雙目相機基於SGM（semi-global matching）演算法獲取深度資訊

阿新 • • 發佈：2021-12-16

摘要： 最近在做雙目視差估計演算法，在OpenCV裡有一些演算法，其中半全域性塊匹配（Semi-Global Block Matching，SGBM）演算法具有視差效果好速度快的特點，因此常常被廣泛應用。本文主要討論的就是SGBM演算法。 SGM聚合步驟示意圖（視差圖呈現）：

import argparse
import sys
import time as t

import cv2
import numpy as np


class Direction:
    def __init__(self, direction=(0, 0), name='invalid'):
        """
        represent a cardinal direction in image coordinates (top left = (0, 0) and bottom right = (1, 1)).
        :param direction: (x, y) for cardinal direction.
        :param name: common name of said direction.
        """
        self.direction = direction
        self.name = name


# 8 defined directions for sgm
N = Direction(direction=(0, -1), name='north')
NE = Direction(direction=(1, -1), name='north-east')
E = Direction(direction=(1, 0), name='east')
SE = Direction(direction=(1, 1), name='south-east')
S = Direction(direction=(0, 1), name='south')
SW = Direction(direction=(-1, 1), name='south-west')
W = Direction(direction=(-1, 0), name='west')
NW = Direction(direction=(-1, -1), name='north-west')


class Paths:
    def __init__(self):
        """
        represent the relation between the directions.
        """
        self.paths = [N, NE, E, SE, S, SW, W, NW]
        self.size = len(self.paths)
        self.effective_paths = [(E,  W), (SE, NW), (S, N), (SW, NE)]


class Parameters:
    def __init__(self, max_disparity=128, P1=10, P2=120, csize=(7, 7), bsize=(3, 3)):
        """
        represent all parameters used in the sgm algorithm.
        :param max_disparity: maximum distance between the same pixel in both images.
        :param P1: penalty for disparity difference = 1
        :param P2: penalty for disparity difference > 1
        :param csize: size of the kernel for the census transform.
        :param bsize: size of the kernel for blurring the images and median filtering.
        """
        self.max_disparity = max_disparity
        self.P1 = P1
        self.P2 = P2
        self.csize = csize
        self.bsize = bsize


def load_images(left_name, right_name, parameters):
    """
    read and blur stereo image pair.
    :param left_name: name of the left image.
    :param right_name: name of the right image.
    :param parameters: structure containing parameters of the algorithm.
    :return: blurred left and right images.
    """
    left = cv2.imread(left_name, 0)
    left = cv2.GaussianBlur(left, parameters.bsize, 0, 0)
    right = cv2.imread(right_name, 0)
    right = cv2.GaussianBlur(right, parameters.bsize, 0, 0)
    return left, right


def get_indices(offset, dim, direction, height):
    """
    for the diagonal directions (SE, SW, NW, NE), return the array of indices for the current slice.
    :param offset: difference with the main diagonal of the cost volume.
    :param dim: number of elements along the path.
    :param direction: current aggregation direction.
    :param height: H of the cost volume.
    :return: arrays for the y (H dimension) and x (W dimension) indices.
    """
    y_indices = []
    x_indices = []

    for i in range(0, dim):
        if direction == SE.direction:
            if offset < 0:
                y_indices.append(-offset + i)
                x_indices.append(0 + i)
            else:
                y_indices.append(0 + i)
                x_indices.append(offset + i)

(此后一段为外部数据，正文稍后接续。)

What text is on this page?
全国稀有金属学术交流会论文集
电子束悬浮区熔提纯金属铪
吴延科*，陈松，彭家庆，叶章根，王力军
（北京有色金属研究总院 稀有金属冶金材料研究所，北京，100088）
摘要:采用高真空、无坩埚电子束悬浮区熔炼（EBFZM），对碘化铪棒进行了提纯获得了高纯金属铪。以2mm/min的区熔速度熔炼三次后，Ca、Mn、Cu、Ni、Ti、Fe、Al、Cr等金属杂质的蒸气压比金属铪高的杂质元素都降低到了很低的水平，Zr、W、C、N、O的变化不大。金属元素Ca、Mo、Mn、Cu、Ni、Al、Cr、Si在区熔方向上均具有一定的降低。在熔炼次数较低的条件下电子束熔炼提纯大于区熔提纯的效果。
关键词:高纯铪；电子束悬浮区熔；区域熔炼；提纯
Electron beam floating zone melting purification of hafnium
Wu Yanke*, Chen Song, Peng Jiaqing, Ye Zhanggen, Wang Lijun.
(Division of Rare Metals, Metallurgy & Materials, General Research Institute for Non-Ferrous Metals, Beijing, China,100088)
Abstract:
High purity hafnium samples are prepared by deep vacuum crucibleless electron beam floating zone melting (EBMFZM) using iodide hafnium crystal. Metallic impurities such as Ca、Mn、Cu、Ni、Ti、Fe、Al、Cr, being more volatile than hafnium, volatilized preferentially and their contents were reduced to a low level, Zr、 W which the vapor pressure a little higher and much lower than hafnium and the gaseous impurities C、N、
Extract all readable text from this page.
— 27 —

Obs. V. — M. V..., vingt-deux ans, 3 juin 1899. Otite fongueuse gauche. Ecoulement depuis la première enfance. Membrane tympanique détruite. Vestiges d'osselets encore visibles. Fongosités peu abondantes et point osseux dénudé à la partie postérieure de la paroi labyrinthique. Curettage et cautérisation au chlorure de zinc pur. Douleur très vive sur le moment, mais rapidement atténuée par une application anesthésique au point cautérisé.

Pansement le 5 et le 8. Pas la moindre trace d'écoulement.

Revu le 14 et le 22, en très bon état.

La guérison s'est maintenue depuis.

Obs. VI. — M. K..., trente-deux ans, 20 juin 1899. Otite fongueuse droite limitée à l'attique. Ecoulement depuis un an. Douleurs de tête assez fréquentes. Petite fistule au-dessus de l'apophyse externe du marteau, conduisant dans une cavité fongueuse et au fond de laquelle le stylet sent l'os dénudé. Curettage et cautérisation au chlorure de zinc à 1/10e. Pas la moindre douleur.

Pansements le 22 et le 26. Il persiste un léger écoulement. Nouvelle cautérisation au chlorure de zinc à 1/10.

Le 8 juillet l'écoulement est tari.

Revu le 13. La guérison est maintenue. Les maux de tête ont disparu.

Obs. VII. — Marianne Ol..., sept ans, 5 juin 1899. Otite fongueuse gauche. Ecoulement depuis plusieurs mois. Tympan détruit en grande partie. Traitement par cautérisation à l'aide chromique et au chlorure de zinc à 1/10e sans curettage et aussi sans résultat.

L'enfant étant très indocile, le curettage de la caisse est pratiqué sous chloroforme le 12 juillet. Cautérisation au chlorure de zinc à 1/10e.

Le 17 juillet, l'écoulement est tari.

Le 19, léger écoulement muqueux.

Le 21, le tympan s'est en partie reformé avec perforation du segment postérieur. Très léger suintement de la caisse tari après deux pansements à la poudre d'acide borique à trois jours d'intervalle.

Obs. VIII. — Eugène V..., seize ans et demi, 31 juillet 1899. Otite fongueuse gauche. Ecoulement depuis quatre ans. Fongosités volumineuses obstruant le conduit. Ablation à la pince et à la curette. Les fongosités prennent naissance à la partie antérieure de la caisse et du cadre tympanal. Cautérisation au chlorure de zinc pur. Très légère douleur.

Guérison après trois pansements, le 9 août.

        if direction == SW.direction:
            if offset < 0:
                y_indices.append(height + offset - i)
                x_indices.append(0 + i)
            else:
                y_indices.append(height - i)
                x_indices.append(offset + i)

    return np.array(y_indices), np.array(x_indices)


def get_path_cost(slice, offset, parameters):
    """
    part of the aggregation step, finds the minimum costs in a D x M slice (where M = the number of pixels in the
    given direction)
    :param slice: M x D array from the cost volume.
    :param offset: ignore the pixels on the border.
    :param parameters: structure containing parameters of the algorithm.
    :return: M x D array of the minimum costs for a given slice in a given direction.
    """
    other_dim = slice.shape[0]
    disparity_dim = slice.shape[1]

    disparities = [d for d in range(disparity_dim)] * disparity_dim
    disparities = np.array(disparities).reshape(disparity_dim, disparity_dim)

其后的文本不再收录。